Endymion is Keats's transformation of an ancient story of myth. The title figure is a shepherd-prince who is loved by the goddess of the moon, Selene (or Cynthia). Keats works various other fragments of Greco-Roman myth into his long narrative poem, divided into four books.
The story itself is one in which Endymion encounters the goddess, seemingly loses her, and travels into an underworld realm of marvels to look for her. Among other plot elements woven into the narrative, he is reunited with, separated from, and reunited again with Selene. In my view, however, the details of the story are less important than the poetry in which they are told. Keats creates a style he deems appropriate to his Romantic re-think of myth. Into the mold of that style he pours various elements of the poetry of the past. Even more than in most of his verse, the wording is deliberately archaic-sounding. In addition, the bare features of plot are spun out with many words, as if Keats is reveling in the musical sound of his verses and the mythological names of gods, goddesses, and places he effortlessly pours forth, even to the point where he seems to overextend himself, in his elaborate and luxuriously unique style.

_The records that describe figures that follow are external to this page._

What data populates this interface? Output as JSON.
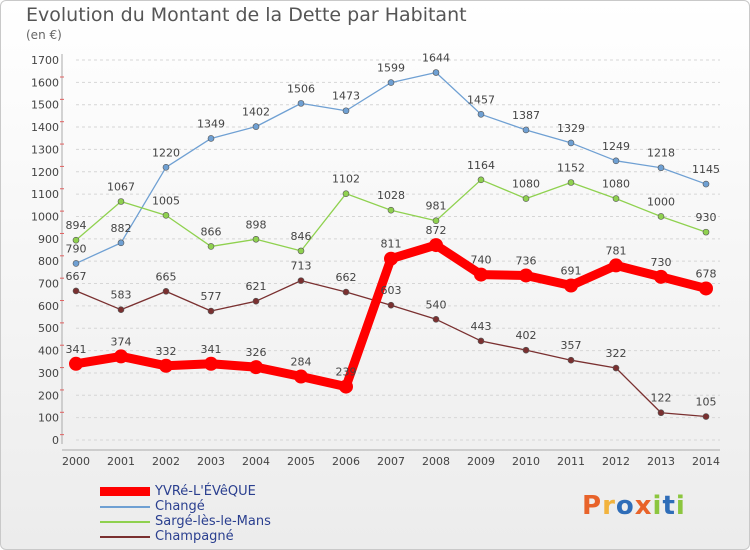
{
  "title": "Evolution du Montant de la Dette par Habitant",
  "subtitle": "(en €)",
  "logo": {
    "text": "Proxiti",
    "colors": [
      "#e8632a",
      "#f2b33d",
      "#2f6db8",
      "#e8632a",
      "#8cc63f",
      "#2f6db8",
      "#8cc63f"
    ]
  },
  "chart_data": {
    "type": "line",
    "title": "Evolution du Montant de la Dette par Habitant",
    "subtitle": "(en €)",
    "x": [
      "2000",
      "2001",
      "2002",
      "2003",
      "2004",
      "2005",
      "2006",
      "2007",
      "2008",
      "2009",
      "2010",
      "2011",
      "2012",
      "2013",
      "2014"
    ],
    "ylim": [
      0,
      1700
    ],
    "yticks": [
      0,
      100,
      200,
      300,
      400,
      500,
      600,
      700,
      800,
      900,
      1000,
      1100,
      1200,
      1300,
      1400,
      1500,
      1600,
      1700
    ],
    "grid": "horizontal dashed",
    "legend_position": "bottom-left",
    "series": [
      {
        "name": "YVRé-L'ÉVêQUE",
        "color": "#ff0000",
        "values": [
          341,
          374,
          332,
          341,
          326,
          284,
          239,
          811,
          872,
          740,
          736,
          691,
          781,
          730,
          678
        ]
      },
      {
        "name": "Changé",
        "color": "#6fa0d3",
        "values": [
          790,
          882,
          1220,
          1349,
          1402,
          1506,
          1473,
          1599,
          1644,
          1457,
          1387,
          1329,
          1249,
          1218,
          1145
        ]
      },
      {
        "name": "Sargé-lès-le-Mans",
        "color": "#8fd14f",
        "values": [
          894,
          1067,
          1005,
          866,
          898,
          846,
          1102,
          1028,
          981,
          1164,
          1080,
          1152,
          1080,
          1000,
          930
        ]
      },
      {
        "name": "Champagné",
        "color": "#7a3030",
        "values": [
          667,
          583,
          665,
          577,
          621,
          713,
          662,
          603,
          540,
          443,
          402,
          357,
          322,
          122,
          105
        ]
      }
    ]
  }
}
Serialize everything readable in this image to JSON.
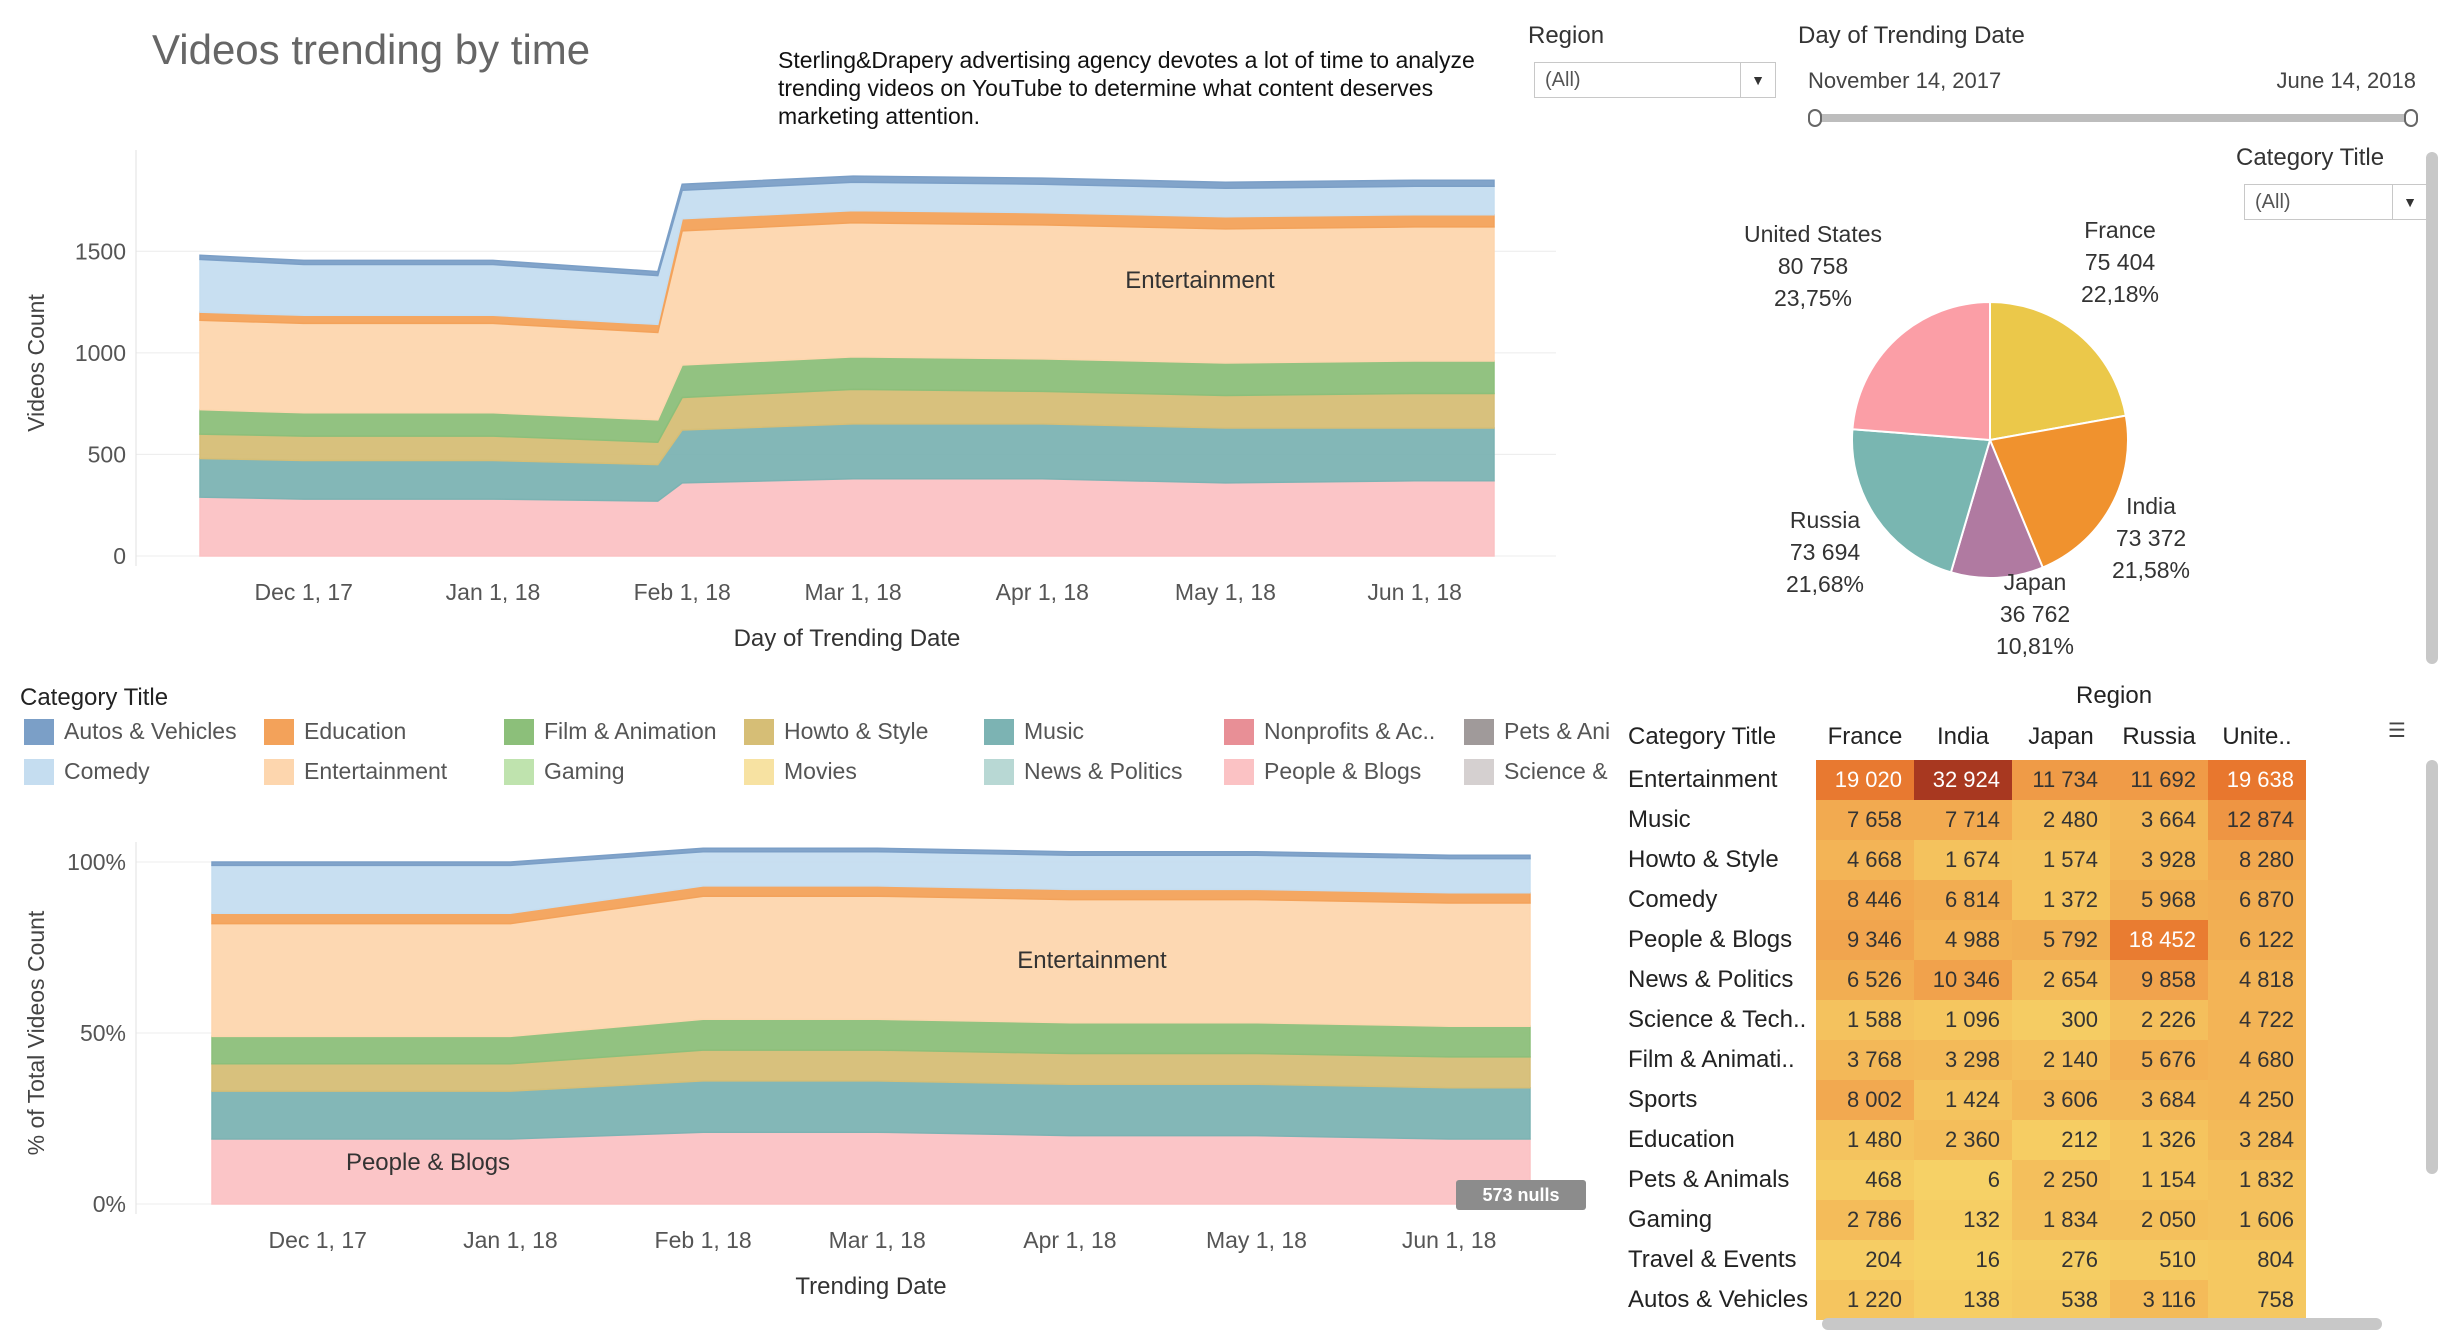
{
  "title": "Videos trending by time",
  "description": "Sterling&Drapery advertising agency devotes a lot of time to analyze trending videos on YouTube to determine what content deserves marketing attention.",
  "filters": {
    "region": {
      "label": "Region",
      "value": "(All)"
    },
    "date": {
      "label": "Day of Trending Date",
      "start": "November 14, 2017",
      "end": "June 14, 2018"
    },
    "category": {
      "label": "Category Title",
      "value": "(All)"
    }
  },
  "legend": {
    "title": "Category Title",
    "items": [
      {
        "name": "Autos & Vehicles",
        "color": "#7b9fc7"
      },
      {
        "name": "Comedy",
        "color": "#c5ddf0"
      },
      {
        "name": "Education",
        "color": "#f3a25a"
      },
      {
        "name": "Entertainment",
        "color": "#fdd6ae"
      },
      {
        "name": "Film & Animation",
        "color": "#8cbf7a"
      },
      {
        "name": "Gaming",
        "color": "#bfe3ae"
      },
      {
        "name": "Howto & Style",
        "color": "#d6be76"
      },
      {
        "name": "Movies",
        "color": "#f7e2a2"
      },
      {
        "name": "Music",
        "color": "#7cb3b3"
      },
      {
        "name": "News & Politics",
        "color": "#b8d8d4"
      },
      {
        "name": "Nonprofits & Ac..",
        "color": "#e88f96"
      },
      {
        "name": "People & Blogs",
        "color": "#fbc2c4"
      },
      {
        "name": "Pets & Ani",
        "color": "#a09a9a"
      },
      {
        "name": "Science &",
        "color": "#d5d0d0"
      }
    ]
  },
  "nulls_badge": "573 nulls",
  "chart_data": [
    {
      "type": "area",
      "name": "Videos trending by time (stacked counts)",
      "xlabel": "Day of Trending Date",
      "ylabel": "Videos Count",
      "x_ticks": [
        "Dec 1, 17",
        "Jan 1, 18",
        "Feb 1, 18",
        "Mar 1, 18",
        "Apr 1, 18",
        "May 1, 18",
        "Jun 1, 18"
      ],
      "y_ticks": [
        "0",
        "500",
        "1000",
        "1500"
      ],
      "ylim": [
        0,
        1900
      ],
      "annotation": "Entertainment",
      "x": [
        "2017-11-14",
        "2017-12-01",
        "2018-01-01",
        "2018-01-28",
        "2018-02-01",
        "2018-03-01",
        "2018-04-01",
        "2018-05-01",
        "2018-06-01",
        "2018-06-14"
      ],
      "series": [
        {
          "name": "People & Blogs",
          "values": [
            290,
            280,
            280,
            270,
            360,
            380,
            380,
            360,
            370,
            370
          ]
        },
        {
          "name": "Music",
          "values": [
            190,
            190,
            190,
            180,
            260,
            270,
            270,
            270,
            260,
            260
          ]
        },
        {
          "name": "Howto & Style",
          "values": [
            120,
            120,
            120,
            110,
            160,
            170,
            160,
            160,
            170,
            170
          ]
        },
        {
          "name": "Film & Animation",
          "values": [
            120,
            115,
            115,
            110,
            160,
            160,
            160,
            160,
            160,
            160
          ]
        },
        {
          "name": "Entertainment",
          "values": [
            440,
            440,
            440,
            430,
            660,
            660,
            660,
            660,
            660,
            660
          ]
        },
        {
          "name": "Education",
          "values": [
            40,
            40,
            40,
            40,
            60,
            60,
            60,
            60,
            60,
            60
          ]
        },
        {
          "name": "Comedy",
          "values": [
            260,
            250,
            250,
            240,
            140,
            140,
            140,
            140,
            140,
            140
          ]
        },
        {
          "name": "Autos & Vehicles",
          "values": [
            20,
            20,
            20,
            20,
            30,
            30,
            30,
            30,
            30,
            30
          ]
        }
      ]
    },
    {
      "type": "pie",
      "categories": [
        "France",
        "India",
        "Japan",
        "Russia",
        "United States"
      ],
      "values": [
        75404,
        73372,
        36762,
        73694,
        80758
      ],
      "value_labels": [
        "75 404",
        "73 372",
        "36 762",
        "73 694",
        "80 758"
      ],
      "percent_labels": [
        "22,18%",
        "21,58%",
        "10,81%",
        "21,68%",
        "23,75%"
      ],
      "colors": [
        "#ebc84a",
        "#f0922e",
        "#b07aa1",
        "#79b6b1",
        "#fb9ea6"
      ]
    },
    {
      "type": "area",
      "name": "% of Total Videos Count (stacked)",
      "xlabel": "Trending Date",
      "ylabel": "% of Total Videos Count",
      "x_ticks": [
        "Dec 1, 17",
        "Jan 1, 18",
        "Feb 1, 18",
        "Mar 1, 18",
        "Apr 1, 18",
        "May 1, 18",
        "Jun 1, 18"
      ],
      "y_ticks": [
        "0%",
        "50%",
        "100%"
      ],
      "ylim": [
        0,
        100
      ],
      "annotations": [
        "Entertainment",
        "People & Blogs"
      ],
      "x": [
        "2017-11-14",
        "2017-12-01",
        "2018-01-01",
        "2018-02-01",
        "2018-03-01",
        "2018-04-01",
        "2018-05-01",
        "2018-06-01",
        "2018-06-14"
      ],
      "series": [
        {
          "name": "People & Blogs",
          "values": [
            19,
            19,
            19,
            21,
            21,
            20,
            20,
            19,
            19
          ]
        },
        {
          "name": "Music",
          "values": [
            14,
            14,
            14,
            15,
            15,
            15,
            15,
            15,
            15
          ]
        },
        {
          "name": "Howto & Style",
          "values": [
            8,
            8,
            8,
            9,
            9,
            9,
            9,
            9,
            9
          ]
        },
        {
          "name": "Film & Animation",
          "values": [
            8,
            8,
            8,
            9,
            9,
            9,
            9,
            9,
            9
          ]
        },
        {
          "name": "Entertainment",
          "values": [
            33,
            33,
            33,
            36,
            36,
            36,
            36,
            36,
            36
          ]
        },
        {
          "name": "Education",
          "values": [
            3,
            3,
            3,
            3,
            3,
            3,
            3,
            3,
            3
          ]
        },
        {
          "name": "Comedy",
          "values": [
            14,
            14,
            14,
            10,
            10,
            10,
            10,
            10,
            10
          ]
        },
        {
          "name": "Autos & Vehicles",
          "values": [
            1,
            1,
            1,
            1,
            1,
            1,
            1,
            1,
            1
          ]
        }
      ]
    },
    {
      "type": "heatmap",
      "row_header": "Category Title",
      "col_header": "Region",
      "columns": [
        "France",
        "India",
        "Japan",
        "Russia",
        "Unite.."
      ],
      "rows": [
        {
          "label": "Entertainment",
          "values": [
            19020,
            32924,
            11734,
            11692,
            19638
          ],
          "labels": [
            "19 020",
            "32 924",
            "11 734",
            "11 692",
            "19 638"
          ]
        },
        {
          "label": "Music",
          "values": [
            7658,
            7714,
            2480,
            3664,
            12874
          ],
          "labels": [
            "7 658",
            "7 714",
            "2 480",
            "3 664",
            "12 874"
          ]
        },
        {
          "label": "Howto & Style",
          "values": [
            4668,
            1674,
            1574,
            3928,
            8280
          ],
          "labels": [
            "4 668",
            "1 674",
            "1 574",
            "3 928",
            "8 280"
          ]
        },
        {
          "label": "Comedy",
          "values": [
            8446,
            6814,
            1372,
            5968,
            6870
          ],
          "labels": [
            "8 446",
            "6 814",
            "1 372",
            "5 968",
            "6 870"
          ]
        },
        {
          "label": "People & Blogs",
          "values": [
            9346,
            4988,
            5792,
            18452,
            6122
          ],
          "labels": [
            "9 346",
            "4 988",
            "5 792",
            "18 452",
            "6 122"
          ]
        },
        {
          "label": "News & Politics",
          "values": [
            6526,
            10346,
            2654,
            9858,
            4818
          ],
          "labels": [
            "6 526",
            "10 346",
            "2 654",
            "9 858",
            "4 818"
          ]
        },
        {
          "label": "Science & Tech..",
          "values": [
            1588,
            1096,
            300,
            2226,
            4722
          ],
          "labels": [
            "1 588",
            "1 096",
            "300",
            "2 226",
            "4 722"
          ]
        },
        {
          "label": "Film & Animati..",
          "values": [
            3768,
            3298,
            2140,
            5676,
            4680
          ],
          "labels": [
            "3 768",
            "3 298",
            "2 140",
            "5 676",
            "4 680"
          ]
        },
        {
          "label": "Sports",
          "values": [
            8002,
            1424,
            3606,
            3684,
            4250
          ],
          "labels": [
            "8 002",
            "1 424",
            "3 606",
            "3 684",
            "4 250"
          ]
        },
        {
          "label": "Education",
          "values": [
            1480,
            2360,
            212,
            1326,
            3284
          ],
          "labels": [
            "1 480",
            "2 360",
            "212",
            "1 326",
            "3 284"
          ]
        },
        {
          "label": "Pets & Animals",
          "values": [
            468,
            6,
            2250,
            1154,
            1832
          ],
          "labels": [
            "468",
            "6",
            "2 250",
            "1 154",
            "1 832"
          ]
        },
        {
          "label": "Gaming",
          "values": [
            2786,
            132,
            1834,
            2050,
            1606
          ],
          "labels": [
            "2 786",
            "132",
            "1 834",
            "2 050",
            "1 606"
          ]
        },
        {
          "label": "Travel & Events",
          "values": [
            204,
            16,
            276,
            510,
            804
          ],
          "labels": [
            "204",
            "16",
            "276",
            "510",
            "804"
          ]
        },
        {
          "label": "Autos & Vehicles",
          "values": [
            1220,
            138,
            538,
            3116,
            758
          ],
          "labels": [
            "1 220",
            "138",
            "538",
            "3 116",
            "758"
          ]
        }
      ]
    }
  ]
}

I say unique, but Keats's poetic manner is hugely reminiscent of Edmund Spenser. It is typical of Keats, and of other Romantics, to focus on the distant past, a fairy-tale realm which is an escape from the modern and uncongenial nineteenth century. Though in Endymion Keats's material is sourced in remote antiquity rather than the Middle Ages, he is writing in a similar manner to that of his "Eve of St. Agnes" and "La Belle Dame sans Merci." A sample of the studied, archaic flavor of his diction is as follows (and this is not even the most extreme case):
Or, it may be, ere matron Night uptook
Her ebon urn, young Mercury by stealth,
Had dipped his rod in it: such garland wealth,
Came not by common growth . . . .
Keats, as can be seen, writes in rhymed iambic pentameter, but unlike the "heroic couplet" of the previous century, there is seldom a stop at the end of a line. Enjambment is his normal technique: the verses flow into one another freely. Altogether there is, even apart from the poem's basis in myth, a dreamlike quality to the whole poem, like Coleridge's "Kublai Khan," but without the sharp focus Coleridge gives us. There is a deliberate blurring, a vagueness to Keats's narrative. When Endymion first describes his vision of the goddess to his sister, it is difficult to follow the images he recalls or to grasp what has actually occurred in his encounters with Selene. Later, the story of Venus and Adonis is delved into as a parallel to the goddess-loving-a-mortal situation in which Endymion finds himself. The story is extended over four sections, or books, and, in the course of them, Keats seems to allude to every name, place, and happening in all of Greek mythology.
Keats inscribed Endymion to the memory of Thomas Chatterton, the poet of the previous century who wrote in an archaic style of his own devising as part of a literary hoax, an attempt to pass his work off as that of a fifteenth-century poet named Thomas Rowley (who was also Chatterton's invention). Chatterton met with little success during his lifetime, and he committed suicide in 1770 at the age of seventeen. A few decades later his work was "discovered" by the Romantic generation, and Chatterton was seen as a prototype of the misunderstood artist, neglected by the public of his time only to be lionized by the future. Keats and others identified with Chatterton. Endymion, like Chatterton's work, is an attempt to recapture the vanished past in both subject and style.